You’ve been in that conference room, right? You can hear the buzz of the fluorescent lights… smell the coffee going stale… hear the click of the presenter’s laptop as they scroll to Slide 57 of 70. Mention “Professional Development” (PD) to teachers and this might be what pops to mind. Here are some of my less-than-successful PD experiences: sitting through a 90 minute lecture on a tech tool with which I was already fluent; engaging with all my energy in a new curriculum program that was axed halfway through the year; watching an admin scroll wordlessly through patronizing slides prepared by a district employee who had never been in a classroom.

The thing is, PD can and should be awesome. Being a “good teacher” isn’t a badge you achieve and then retain for life. Rather, it’s a continuous process of engaging with new techniques, evaluating new tools, and re-examining current practice. The world our students live in continues to change swiftly, and I don’t see that stopping any time soon. Teachers need ongoing PD to understand new developments in education and in the workplace, and to continue to develop their own personal skill sets.

The best PD is personalized, sustained, interactive, and creates a conversation among staff. This sounds like a tall order, but I’ve seen this nirvana. It does exist. Here are some approaches to PD I’ve seen that have effected actual change.

Personalized: What I needed as a brand new high school math teacher was probably not the same as what the veteran first-grade teacher down the street needed, but districts often provide top-down PD requirements that treat us all the same. Shrinking groups and allowing teachers to help decide and direct PD creates buy-in and more effective outcomes.

For example, one of the best PDs I ever did was a lesson study. It was intense and effective because it was focused on my school, my classroom, my kids, my colleagues. A group of teachers planned a lesson together (on a topic and with a focus of our choosing), taught it in one classroom while the others observed (yes, we needed funding for substitutes), and then discussed it. A discussion protocol is absolutely key, because it can feel quite vulnerable to open up your classroom to the light of day.

Sustained: At one school where I worked, the whole staff read a book and discussed chapters of it throughout the year. This provided real development of ideas and encouraged camaraderie and collaboration. As a staff we talked about what good teaching looks like and brainstormed concrete actions to take. It created continuity for students because the whole staff was focused on the same thing, and put us all on a shared page of pedagogical understanding.

A side note: please, please, please don’t let PD become punitive. I have heard too many horror stories of teachers being berated in front of their classrooms for not hewing to the PD goal of posting daily learning targets, or whatever other technique-du-jour was in play. This does the opposite of making everyone feel like they are learning together.

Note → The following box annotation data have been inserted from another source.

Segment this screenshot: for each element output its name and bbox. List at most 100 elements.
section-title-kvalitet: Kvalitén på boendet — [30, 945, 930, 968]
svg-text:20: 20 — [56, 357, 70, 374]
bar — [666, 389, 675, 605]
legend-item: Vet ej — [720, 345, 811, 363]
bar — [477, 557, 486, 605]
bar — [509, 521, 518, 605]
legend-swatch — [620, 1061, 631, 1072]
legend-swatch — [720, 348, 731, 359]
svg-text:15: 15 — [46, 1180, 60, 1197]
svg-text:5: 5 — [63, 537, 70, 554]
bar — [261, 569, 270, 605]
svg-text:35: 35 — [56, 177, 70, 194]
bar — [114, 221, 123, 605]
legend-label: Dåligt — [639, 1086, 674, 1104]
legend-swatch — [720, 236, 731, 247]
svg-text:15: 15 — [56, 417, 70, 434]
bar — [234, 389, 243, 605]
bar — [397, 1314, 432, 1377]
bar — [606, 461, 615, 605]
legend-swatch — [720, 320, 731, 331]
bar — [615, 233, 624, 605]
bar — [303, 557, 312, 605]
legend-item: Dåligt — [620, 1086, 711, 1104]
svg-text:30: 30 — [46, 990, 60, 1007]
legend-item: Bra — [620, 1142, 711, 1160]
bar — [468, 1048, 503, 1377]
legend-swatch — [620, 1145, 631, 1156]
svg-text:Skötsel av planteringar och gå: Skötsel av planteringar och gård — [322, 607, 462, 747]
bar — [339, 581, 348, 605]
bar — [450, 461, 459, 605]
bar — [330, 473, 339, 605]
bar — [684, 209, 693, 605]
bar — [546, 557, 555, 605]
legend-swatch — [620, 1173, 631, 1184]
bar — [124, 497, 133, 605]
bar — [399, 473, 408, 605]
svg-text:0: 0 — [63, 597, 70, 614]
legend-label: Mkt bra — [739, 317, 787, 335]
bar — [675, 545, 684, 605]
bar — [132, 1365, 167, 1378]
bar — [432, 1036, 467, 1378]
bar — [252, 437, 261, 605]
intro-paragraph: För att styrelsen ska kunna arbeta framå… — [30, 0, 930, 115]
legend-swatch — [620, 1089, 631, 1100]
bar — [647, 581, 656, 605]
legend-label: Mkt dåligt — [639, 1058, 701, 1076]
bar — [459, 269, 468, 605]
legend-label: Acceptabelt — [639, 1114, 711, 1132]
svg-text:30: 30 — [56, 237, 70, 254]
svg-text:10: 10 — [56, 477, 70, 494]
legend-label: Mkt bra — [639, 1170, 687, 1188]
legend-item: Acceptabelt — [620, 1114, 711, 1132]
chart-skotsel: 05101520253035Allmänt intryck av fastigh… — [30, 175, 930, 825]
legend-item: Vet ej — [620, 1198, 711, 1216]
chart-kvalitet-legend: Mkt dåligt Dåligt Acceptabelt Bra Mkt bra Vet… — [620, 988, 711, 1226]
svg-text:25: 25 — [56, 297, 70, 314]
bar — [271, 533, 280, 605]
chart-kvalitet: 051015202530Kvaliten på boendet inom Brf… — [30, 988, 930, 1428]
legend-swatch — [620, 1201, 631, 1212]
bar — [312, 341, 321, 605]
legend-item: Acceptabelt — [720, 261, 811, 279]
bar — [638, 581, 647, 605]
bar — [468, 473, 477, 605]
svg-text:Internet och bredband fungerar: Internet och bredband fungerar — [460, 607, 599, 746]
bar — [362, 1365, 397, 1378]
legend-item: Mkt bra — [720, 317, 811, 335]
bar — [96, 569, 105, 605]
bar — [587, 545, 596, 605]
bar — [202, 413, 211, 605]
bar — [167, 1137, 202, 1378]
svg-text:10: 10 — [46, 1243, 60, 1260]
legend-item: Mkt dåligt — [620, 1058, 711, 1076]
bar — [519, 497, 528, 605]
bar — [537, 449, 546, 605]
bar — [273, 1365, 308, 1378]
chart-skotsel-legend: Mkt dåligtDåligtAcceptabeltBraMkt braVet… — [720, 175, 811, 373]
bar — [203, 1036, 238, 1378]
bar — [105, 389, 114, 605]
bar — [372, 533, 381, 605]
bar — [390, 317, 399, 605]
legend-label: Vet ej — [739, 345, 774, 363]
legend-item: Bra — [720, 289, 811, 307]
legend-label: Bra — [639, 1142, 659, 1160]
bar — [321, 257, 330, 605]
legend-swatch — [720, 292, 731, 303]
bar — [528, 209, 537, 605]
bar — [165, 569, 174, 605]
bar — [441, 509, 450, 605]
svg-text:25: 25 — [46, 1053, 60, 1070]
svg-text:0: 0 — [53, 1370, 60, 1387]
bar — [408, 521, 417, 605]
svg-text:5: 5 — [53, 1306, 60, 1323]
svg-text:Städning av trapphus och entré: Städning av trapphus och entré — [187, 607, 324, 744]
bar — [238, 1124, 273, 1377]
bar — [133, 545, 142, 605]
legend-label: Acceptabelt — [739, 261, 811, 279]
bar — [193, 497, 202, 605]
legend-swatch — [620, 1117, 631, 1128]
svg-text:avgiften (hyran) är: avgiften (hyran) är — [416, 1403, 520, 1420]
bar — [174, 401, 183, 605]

Interactive: It’s true; teachers are the worst students. We are used to being very active during the day: moving around, engaging with our students, sprinting down to lunch and back in the 25 minutes we’re allotted. So providing us with a lecture is one of the worst ways to teach us. We’re at our best when working together and sharing ideas. If there is material that we simply need to absorb (and there often is), try the “flipped classroom” method of having us watch a video beforehand, or read through the PowerPoint slides ourselves and then discuss them at the meeting.

Conversation: At the end of the day, consultants will come and go, but our colleagues will remain. The best PD invokes the expertise and brain power of the staff. One interesting conversation starter I participated in was a teacher-led workshop conference fully contained within our school. Teachers signed up to lead sessions on topics for which they had expertise, like technology, discussion techniques, grading schemes, or classroom routines. We could choose what sessions to attend, and we could follow up through the rest of the year with our expert colleagues.

Teacher quality plays a huge role in student success. PD at its best strengthens and renews the teaching community. We owe it to our students to make it the best we can.